Er konnte fabelhaft rauchen. Eine großmächtige Deckelpfeife, wie sie die Jäger rauchen, nannt' er sein eigen, und wenn er nicht gerade als Räuberhauptmann aktiv war, so rauchte er sie ununterbrochen, ohne auch nur einen Augenblick zu erbleichen. Wenn der Kampf ausgetobt, die Gemüter sich beruhigt hatten und das schleierleichte Dunkel der Sommernacht hereinbrach, dann lagerten sich Räuber und Soldaten friedlich auf dem Boden im Schatten eines Bretterschauers oder Weißdornbusches und bildeten einen Kreis um den Patriarchen mit der Deckelpfeife. Was die Mittel dazu hatte, das rauchte, sei es nun Shag oder Portorico (petum optimum subter solem) Cigarren zu 2½ Pfennigen oder Cigaretten zu 1 Pfennig, Weißdornlaub oder ein Stück von einem Rohrstock. Ehrfurchtsvolles Schweigen beherrschte die Runde, wenn der Patriarch redete. Er erzählte furchtbare Geschichten von den Greueln, die hier und dort und da verwegene Räuberbanden verübt hatten, und ausnahmslos endeten diese Geschichten damit, daß die Verbrecher gefangen wurden, daß man ihnen den Rücken und dessen Verlängerung an hundert Stellen einkerbte und dann Salz und Pfeffer in die Wunden streute. Alle empfanden das als einen erfreulichen Sieg der Tugend und Gerechtigkeit; aber wenn es ans Spielen ging, fühlten doch alle wieder räuberisch. Es waren weihevolle Abende, und für Asmus war einer noch besonders schön, das war jener, wo er zum ersten Male eine vergessene halbe Cigarre seines Vaters zu Ende rauchte. Sie tat ihm nichts; er war wohl so mit den Säften und Düften des Tabaks durchtränkt, daß er gegen sein Gift immun war. Aufgeräumt und kühn trat er zu Hause an seine Mutter heran und erzählte ihr von seinen Heldentaten.

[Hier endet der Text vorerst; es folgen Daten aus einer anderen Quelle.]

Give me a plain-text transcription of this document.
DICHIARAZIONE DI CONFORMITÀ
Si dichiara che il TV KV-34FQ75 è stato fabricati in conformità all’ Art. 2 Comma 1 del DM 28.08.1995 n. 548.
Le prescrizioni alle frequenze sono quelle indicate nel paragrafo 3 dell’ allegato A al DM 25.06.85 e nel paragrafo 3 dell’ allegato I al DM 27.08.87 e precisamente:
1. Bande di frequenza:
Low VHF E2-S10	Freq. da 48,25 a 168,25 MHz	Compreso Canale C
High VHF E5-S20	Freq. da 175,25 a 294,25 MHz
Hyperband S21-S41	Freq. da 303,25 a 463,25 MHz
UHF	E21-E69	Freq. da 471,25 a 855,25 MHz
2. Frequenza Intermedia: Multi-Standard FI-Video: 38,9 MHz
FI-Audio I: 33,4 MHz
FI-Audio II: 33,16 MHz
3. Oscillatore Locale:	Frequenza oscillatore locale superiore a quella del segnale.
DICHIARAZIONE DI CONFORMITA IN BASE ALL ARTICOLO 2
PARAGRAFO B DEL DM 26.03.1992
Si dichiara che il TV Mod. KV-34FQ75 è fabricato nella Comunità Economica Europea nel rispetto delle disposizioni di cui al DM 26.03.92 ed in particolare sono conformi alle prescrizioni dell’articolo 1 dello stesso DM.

»Du verdrehter Junge«, rief Rebekka Semper laut, »du hast geraucht!«
»Ich? Nein – ich –«
Aber Frau Rebekka war ein prompter Jurist; sie pflegte Untersuchung, Anklage, Verhandlung, Urteil und Strafvollzug in einem Termin abzumachen und gab ihrem Söhnchen eins hinter die Ohren. Es tat nicht sehr weh, machte aber auf Asmus einen nachhaltigen Eindruck, und in Zukunft, wenn er aus dem Rate der Männer nach Hause kam, bewahrte er zwischen sich und der Mutter eine so große Distanz, daß sie seinen Atem nicht spürte.